We note that GMMs are universal approximatiors. Hence, we can better fit the distribution with more gaussian in the mixture. We try it with 10 components.
num_components = 10
model = GaussianMixture(n_components=num_components)
model.fit(data)
weights = model.weights_
means = model.means_
cov = model.covariances_
means = means.flatten()
var = cov.flatten()
fx = 0
x_list = np.linspace(data.min(), data.max(), 100)

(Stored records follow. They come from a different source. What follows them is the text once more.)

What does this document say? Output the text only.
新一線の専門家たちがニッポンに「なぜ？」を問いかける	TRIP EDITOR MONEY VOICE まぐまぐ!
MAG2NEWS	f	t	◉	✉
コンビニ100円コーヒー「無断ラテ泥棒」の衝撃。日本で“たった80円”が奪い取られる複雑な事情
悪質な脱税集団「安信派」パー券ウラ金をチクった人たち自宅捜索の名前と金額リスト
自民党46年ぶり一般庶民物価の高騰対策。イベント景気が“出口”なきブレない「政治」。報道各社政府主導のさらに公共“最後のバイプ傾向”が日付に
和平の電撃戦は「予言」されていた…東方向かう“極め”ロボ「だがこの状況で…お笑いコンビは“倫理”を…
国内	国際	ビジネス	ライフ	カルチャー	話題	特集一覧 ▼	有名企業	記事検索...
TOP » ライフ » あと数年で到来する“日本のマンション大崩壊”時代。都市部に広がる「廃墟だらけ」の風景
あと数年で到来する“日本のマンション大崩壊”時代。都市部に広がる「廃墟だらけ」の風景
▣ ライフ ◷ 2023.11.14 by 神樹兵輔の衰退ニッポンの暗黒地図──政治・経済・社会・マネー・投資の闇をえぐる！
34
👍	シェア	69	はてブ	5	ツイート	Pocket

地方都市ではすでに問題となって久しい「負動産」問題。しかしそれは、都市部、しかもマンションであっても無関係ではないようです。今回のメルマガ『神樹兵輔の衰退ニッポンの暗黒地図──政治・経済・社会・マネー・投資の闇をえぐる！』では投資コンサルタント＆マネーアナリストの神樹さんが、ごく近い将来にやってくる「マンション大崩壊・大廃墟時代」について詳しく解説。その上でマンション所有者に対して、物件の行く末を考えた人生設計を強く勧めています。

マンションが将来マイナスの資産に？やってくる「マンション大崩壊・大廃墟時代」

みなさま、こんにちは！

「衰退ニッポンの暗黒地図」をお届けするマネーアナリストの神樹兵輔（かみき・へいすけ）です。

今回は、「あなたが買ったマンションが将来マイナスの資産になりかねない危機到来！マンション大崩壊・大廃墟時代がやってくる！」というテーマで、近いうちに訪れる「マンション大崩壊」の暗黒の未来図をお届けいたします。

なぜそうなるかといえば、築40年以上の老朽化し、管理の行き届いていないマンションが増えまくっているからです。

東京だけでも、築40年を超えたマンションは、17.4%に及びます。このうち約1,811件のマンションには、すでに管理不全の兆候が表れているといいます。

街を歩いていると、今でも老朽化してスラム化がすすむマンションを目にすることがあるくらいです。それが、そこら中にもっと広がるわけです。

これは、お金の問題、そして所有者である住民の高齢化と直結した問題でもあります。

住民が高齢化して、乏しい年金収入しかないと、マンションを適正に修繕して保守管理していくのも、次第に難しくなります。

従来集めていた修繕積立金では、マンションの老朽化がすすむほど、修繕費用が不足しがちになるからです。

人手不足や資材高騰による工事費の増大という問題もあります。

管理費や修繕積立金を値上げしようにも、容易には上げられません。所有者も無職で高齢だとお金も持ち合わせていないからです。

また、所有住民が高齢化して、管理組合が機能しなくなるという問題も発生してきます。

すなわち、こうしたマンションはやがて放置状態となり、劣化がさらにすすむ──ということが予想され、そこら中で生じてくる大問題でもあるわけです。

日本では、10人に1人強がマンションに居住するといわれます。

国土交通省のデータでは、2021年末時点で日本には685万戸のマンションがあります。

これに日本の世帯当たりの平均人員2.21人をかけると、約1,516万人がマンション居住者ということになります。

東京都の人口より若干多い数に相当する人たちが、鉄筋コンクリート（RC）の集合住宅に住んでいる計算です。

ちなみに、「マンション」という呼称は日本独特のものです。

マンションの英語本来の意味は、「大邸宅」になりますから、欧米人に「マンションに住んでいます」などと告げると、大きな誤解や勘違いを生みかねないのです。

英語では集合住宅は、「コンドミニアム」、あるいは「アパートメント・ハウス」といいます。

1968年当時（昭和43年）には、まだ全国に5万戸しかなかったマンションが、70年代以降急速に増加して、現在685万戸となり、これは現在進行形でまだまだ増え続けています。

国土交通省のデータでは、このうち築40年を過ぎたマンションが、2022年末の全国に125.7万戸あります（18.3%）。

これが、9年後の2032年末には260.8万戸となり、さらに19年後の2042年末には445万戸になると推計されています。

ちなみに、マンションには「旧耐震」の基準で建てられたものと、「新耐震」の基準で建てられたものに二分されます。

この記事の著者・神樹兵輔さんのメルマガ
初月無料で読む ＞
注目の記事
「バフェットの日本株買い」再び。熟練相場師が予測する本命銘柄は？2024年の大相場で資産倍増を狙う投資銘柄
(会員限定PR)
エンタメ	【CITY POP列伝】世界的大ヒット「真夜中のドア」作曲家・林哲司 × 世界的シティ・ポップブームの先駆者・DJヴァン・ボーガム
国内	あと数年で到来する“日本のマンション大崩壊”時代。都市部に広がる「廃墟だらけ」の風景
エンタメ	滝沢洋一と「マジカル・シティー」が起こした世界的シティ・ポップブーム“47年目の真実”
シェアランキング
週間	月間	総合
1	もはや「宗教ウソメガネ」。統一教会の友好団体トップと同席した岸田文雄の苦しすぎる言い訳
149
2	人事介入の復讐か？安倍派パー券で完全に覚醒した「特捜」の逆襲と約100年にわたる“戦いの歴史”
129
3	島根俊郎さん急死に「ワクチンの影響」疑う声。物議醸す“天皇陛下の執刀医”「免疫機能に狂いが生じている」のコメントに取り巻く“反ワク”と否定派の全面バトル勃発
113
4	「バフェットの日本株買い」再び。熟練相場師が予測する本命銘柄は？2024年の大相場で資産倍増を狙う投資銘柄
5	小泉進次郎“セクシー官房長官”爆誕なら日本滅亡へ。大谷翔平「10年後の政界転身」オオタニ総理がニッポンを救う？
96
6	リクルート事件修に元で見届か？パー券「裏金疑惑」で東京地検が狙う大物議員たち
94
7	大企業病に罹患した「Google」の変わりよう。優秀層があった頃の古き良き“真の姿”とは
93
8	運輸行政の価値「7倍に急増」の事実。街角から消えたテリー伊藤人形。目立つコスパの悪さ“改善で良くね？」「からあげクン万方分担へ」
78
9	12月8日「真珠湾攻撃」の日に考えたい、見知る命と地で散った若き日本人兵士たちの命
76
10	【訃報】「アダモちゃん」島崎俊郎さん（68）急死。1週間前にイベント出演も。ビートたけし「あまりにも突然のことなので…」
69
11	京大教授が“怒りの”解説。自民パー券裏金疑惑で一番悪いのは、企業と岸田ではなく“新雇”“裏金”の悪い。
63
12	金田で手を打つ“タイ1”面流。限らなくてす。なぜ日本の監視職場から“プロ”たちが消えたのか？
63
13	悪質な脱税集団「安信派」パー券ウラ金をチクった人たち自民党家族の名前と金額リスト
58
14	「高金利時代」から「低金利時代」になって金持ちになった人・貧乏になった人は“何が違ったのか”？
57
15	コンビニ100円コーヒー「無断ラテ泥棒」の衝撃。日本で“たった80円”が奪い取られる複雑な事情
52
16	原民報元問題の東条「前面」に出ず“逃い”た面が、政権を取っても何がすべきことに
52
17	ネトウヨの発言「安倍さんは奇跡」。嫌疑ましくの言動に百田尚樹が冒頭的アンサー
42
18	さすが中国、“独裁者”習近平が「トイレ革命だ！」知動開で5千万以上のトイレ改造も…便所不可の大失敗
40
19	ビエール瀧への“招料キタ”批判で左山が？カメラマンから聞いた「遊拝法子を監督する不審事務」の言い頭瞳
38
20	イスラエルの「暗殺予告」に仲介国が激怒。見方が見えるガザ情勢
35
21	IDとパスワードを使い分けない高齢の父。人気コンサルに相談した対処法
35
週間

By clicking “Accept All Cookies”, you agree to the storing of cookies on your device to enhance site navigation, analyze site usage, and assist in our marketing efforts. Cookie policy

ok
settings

for i in range(num_components):
fx += weights[i] * norm.pdf(x_list, means[i], np.sqrt(var[i]))
goog['return'].hist(bins=100, density=True)
plt.plot(x_list, fx, label='mixture model')
plt.legend();
We note the fit is much better with n_components = 10. However, this comes at the cost of 16 additional params. Also, we're in the range of overfitting the data. Finally, there doesnt seem to exist simple Hypothesis testing routine for mixture of gaussians. The best I've seen are Bayes factor methods on the posterior distribution. I plan to discuss Bayesian methods for hypothesis testing on my next project.